Cyclohexyl hydroperoxide (CHHP) is an organic hydroperoxide that is typically used to assist in industrially producing cyclohexanol and cyclohexanone. These compounds are then usually turned into the polymer nylon 6 (polycaprolactam). It has no color and is transparent when pure. It was first synthesized and prepared in 1930 by two German chemists, and has since been used for other modern industrial production.

== Properties ==
In its pure form, the compound appears as a colorless and transparent liquid, with a distinct garlic smell. It is corrosive and irritation hazard. Although organic peroxides are generally unstable, cyclohexyl hydroperoxide only decomposes slowly.

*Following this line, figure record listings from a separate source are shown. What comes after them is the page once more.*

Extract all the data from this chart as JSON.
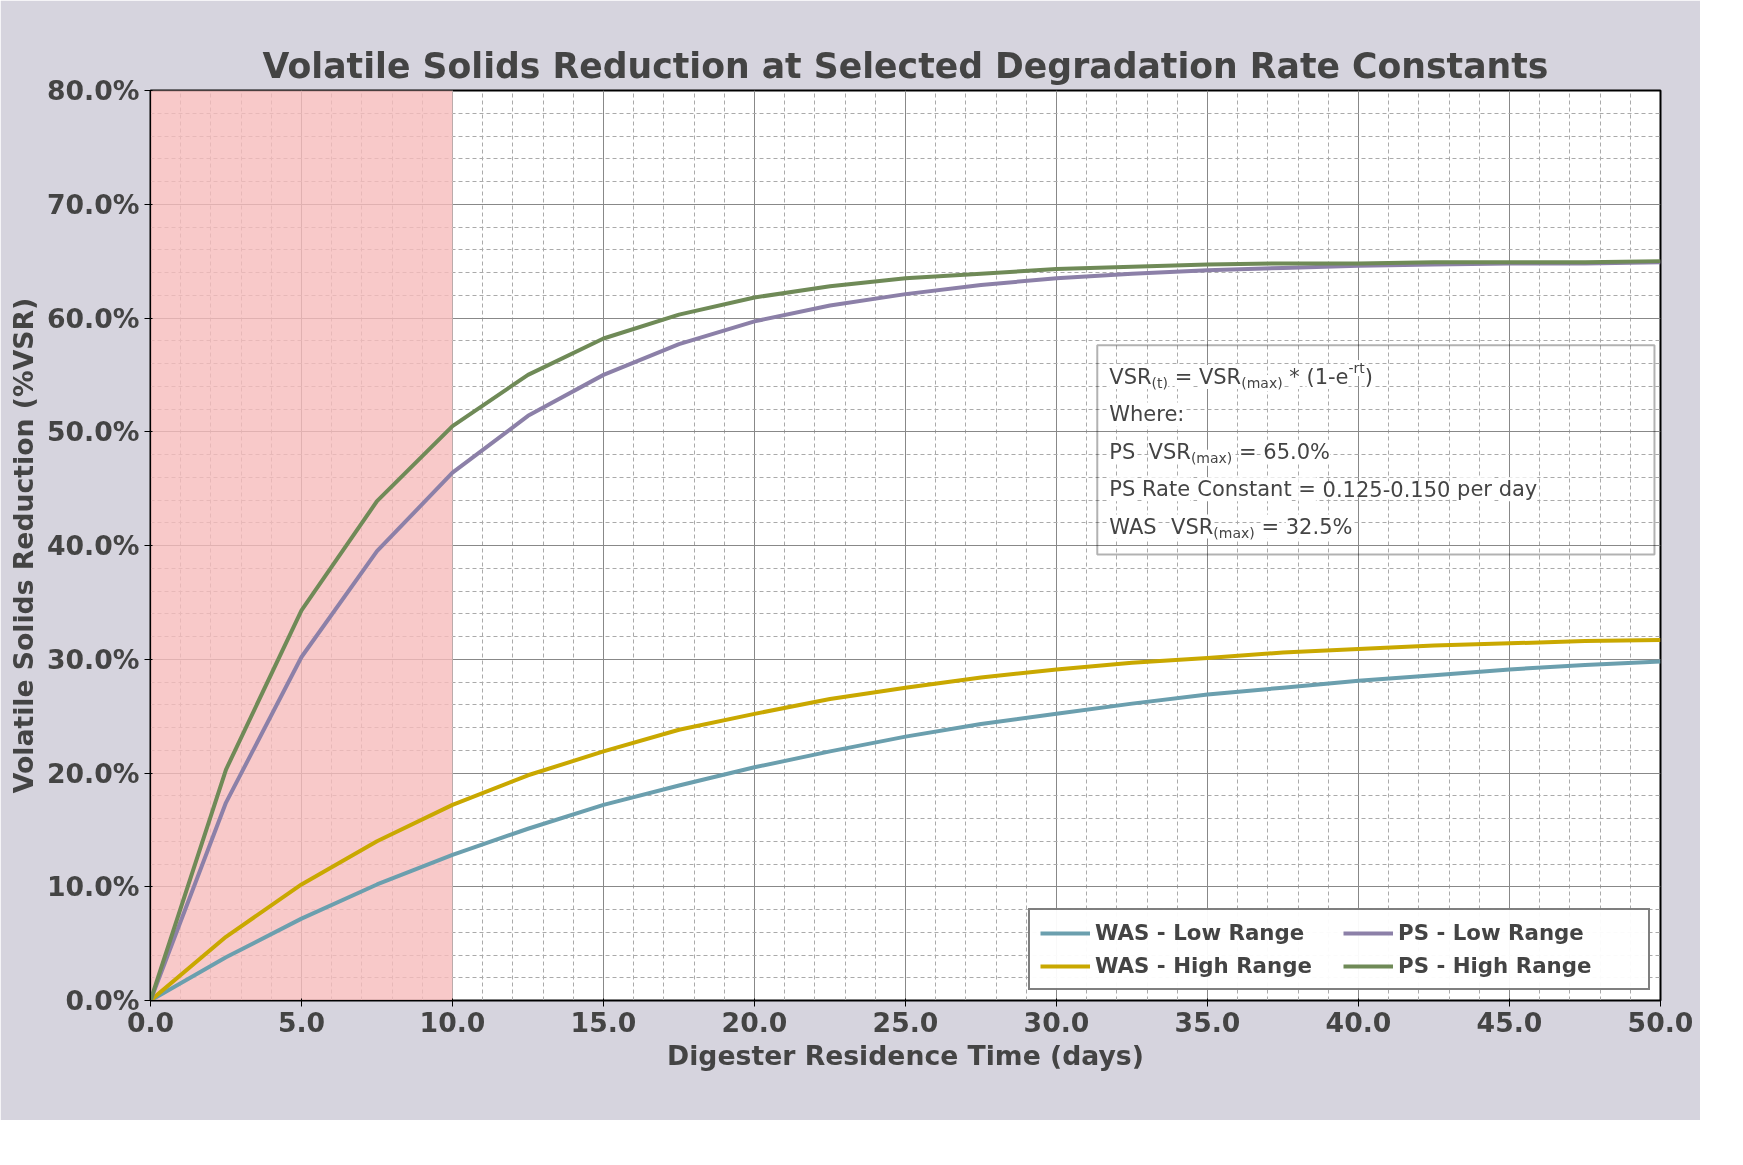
{
  "chart_data": {
    "type": "line",
    "title": "Volatile Solids Reduction at Selected Degradation Rate Constants",
    "xlabel": "Digester Residence Time (days)",
    "ylabel": "Volatile Solids Reduction (%VSR)",
    "x": [
      0,
      2.5,
      5,
      7.5,
      10,
      12.5,
      15,
      17.5,
      20,
      22.5,
      25,
      27.5,
      30,
      32.5,
      35,
      37.5,
      40,
      42.5,
      45,
      47.5,
      50
    ],
    "series": [
      {
        "name": "WAS - Low Range",
        "color": "#6b9fae",
        "values": [
          0,
          3.8,
          7.2,
          10.2,
          12.8,
          15.1,
          17.2,
          18.9,
          20.5,
          21.9,
          23.2,
          24.3,
          25.2,
          26.1,
          26.9,
          27.5,
          28.1,
          28.6,
          29.1,
          29.5,
          29.8
        ]
      },
      {
        "name": "WAS - High Range",
        "color": "#c9a800",
        "values": [
          0,
          5.6,
          10.2,
          14.0,
          17.2,
          19.8,
          21.9,
          23.8,
          25.2,
          26.5,
          27.5,
          28.4,
          29.1,
          29.7,
          30.1,
          30.6,
          30.9,
          31.2,
          31.4,
          31.6,
          31.7
        ]
      },
      {
        "name": "PS - Low Range",
        "color": "#8c80a8",
        "values": [
          0,
          17.4,
          30.2,
          39.5,
          46.4,
          51.4,
          55.0,
          57.7,
          59.7,
          61.1,
          62.1,
          62.9,
          63.5,
          63.9,
          64.2,
          64.4,
          64.6,
          64.7,
          64.8,
          64.8,
          64.9
        ]
      },
      {
        "name": "PS - High Range",
        "color": "#6f8a57",
        "values": [
          0,
          20.3,
          34.3,
          43.9,
          50.5,
          55.0,
          58.2,
          60.3,
          61.8,
          62.8,
          63.5,
          63.9,
          64.3,
          64.5,
          64.7,
          64.8,
          64.8,
          64.9,
          64.9,
          64.9,
          65.0
        ]
      }
    ],
    "xlim": [
      0,
      50
    ],
    "xticks": [
      {
        "value": 0,
        "label": "0.0"
      },
      {
        "value": 5,
        "label": "5.0"
      },
      {
        "value": 10,
        "label": "10.0"
      },
      {
        "value": 15,
        "label": "15.0"
      },
      {
        "value": 20,
        "label": "20.0"
      },
      {
        "value": 25,
        "label": "25.0"
      },
      {
        "value": 30,
        "label": "30.0"
      },
      {
        "value": 35,
        "label": "35.0"
      },
      {
        "value": 40,
        "label": "40.0"
      },
      {
        "value": 45,
        "label": "45.0"
      },
      {
        "value": 50,
        "label": "50.0"
      }
    ],
    "ylim": [
      0,
      80
    ],
    "yticks": [
      {
        "value": 0,
        "label": "0.0%"
      },
      {
        "value": 10,
        "label": "10.0%"
      },
      {
        "value": 20,
        "label": "20.0%"
      },
      {
        "value": 30,
        "label": "30.0%"
      },
      {
        "value": 40,
        "label": "40.0%"
      },
      {
        "value": 50,
        "label": "50.0%"
      },
      {
        "value": 60,
        "label": "60.0%"
      },
      {
        "value": 70,
        "label": "70.0%"
      },
      {
        "value": 80,
        "label": "80.0%"
      }
    ],
    "bands": [
      {
        "axis": "x",
        "from": 0,
        "to": 10,
        "color": "#f6bcbc"
      }
    ],
    "annotations": [
      "VSR$_{(t)}$ = VSR$_{(max)}$ * (1-e$^{-rt}$)",
      "Where:",
      "PS  VSR$_{(max)}$ = 65.0%",
      "PS Rate Constant = 0.125-0.150 per day",
      "WAS  VSR$_{(max)}$ = 32.5%"
    ],
    "grid": true,
    "legend": "bottom right",
    "marker": "none",
    "line_style": "solid"
  }
}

==Preparation and synthesis==
The first known method of synthesizing the compound was published in 1930 by chemists Stoll and Scherrer, in which the authors detailed a method to produce 1-hydroxy-cyclohexyl-hydroperoxide-1, a related compound. This involved using peroxymonosulfuric acid to convert cyclic ketone into its corresponding lactone. They proceeded to use ozone and hydrogen peroxide and allowed it to oxidize for several days, then examined it again. They had discovered they had now produced the new oxygen-rich cyclanone peroxides they desired.

More recent synthetic methods involve oxidation of cyclohexane. The reaction is prone to over-oxidation, leading at furst to KA oil (a mixture of cyclohexanol and cyclohexanone), which might then get further oxidized.